Keeping a rooster alone?

griswell

In the Brooder
9 Years
Aug 19, 2010
57
0
39
Phenix City
My neighbor up the road wants a rooster. He wants to be able to hear it crow in the morning, and for it to be a pet. He says he only wants one chicken, and that'd be the rooster.

I have always heard chickens are social animals, and they don't do well alone. Is that true with grown males? Would his lone roo be happy by himself, save the company of his owners?
 
My husband brought home a 1 year old black star rooster that is much larger than the rest of my flock that is 4 months old, so I decided to keep him in the barn alone.

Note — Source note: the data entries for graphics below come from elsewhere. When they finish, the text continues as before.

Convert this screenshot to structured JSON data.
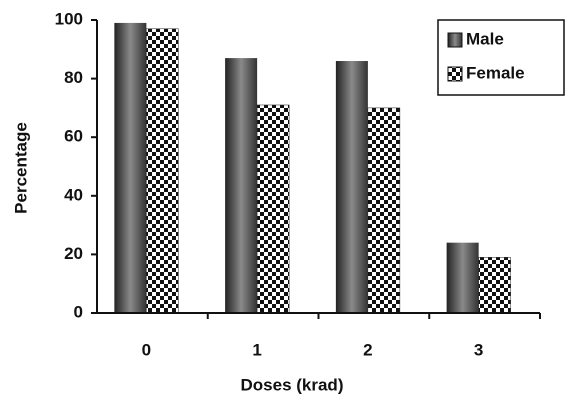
{
  "chart_data": {
    "type": "bar",
    "categories": [
      "0",
      "1",
      "2",
      "3"
    ],
    "series": [
      {
        "name": "Male",
        "color": "#4a4a4a",
        "values": [
          99,
          87,
          86,
          24
        ]
      },
      {
        "name": "Female",
        "color": "#111111",
        "values": [
          97,
          71,
          70,
          19
        ]
      }
    ],
    "xlabel": "Doses (krad)",
    "ylabel": "Percentage",
    "ylim": [
      0,
      100
    ],
    "yticks": [
      0,
      20,
      40,
      60,
      80,
      100
    ],
    "legend": "upper right"
  }
}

I think that he was very lonely he would crow non stop at the slightest sound of my other birds... Then I decided to put my two adult turkeys in the barn with him and he is like a new bird! He is much less skittish and does not crow 1/4 as much as he used too. I think he actually thinks he is a turkey now, he follows my hen around all of the time.
idunno.gif

Probably not what you want to hear, but that is my humble experience with a lonely rooster.
 
Unless he's planning on spending a LOT of time with the rooster, he should get at least two. The rooster just won't be happy by himself for long, even if he seems fine at first.
hmm.png
 
The fist year I had chickens I ended up with a huge aggressive white rooster. He was mean to my hens so I threw him out of the coop. He spent all his time dancing and crowing outside the fence until he coaxed a few of the leghorns out (they are the airheads of the chicken world). As soon as he’d coaxed enough hens out he’d take off with them and be gone for days with them, needless to say a few hens never came back but the stupid rooster always did when he ran out of hens. Lesson of the story roosters or any chicken for that matter do not like to be alone and will be problematic when kept isolated from a flock (in my experience anyway).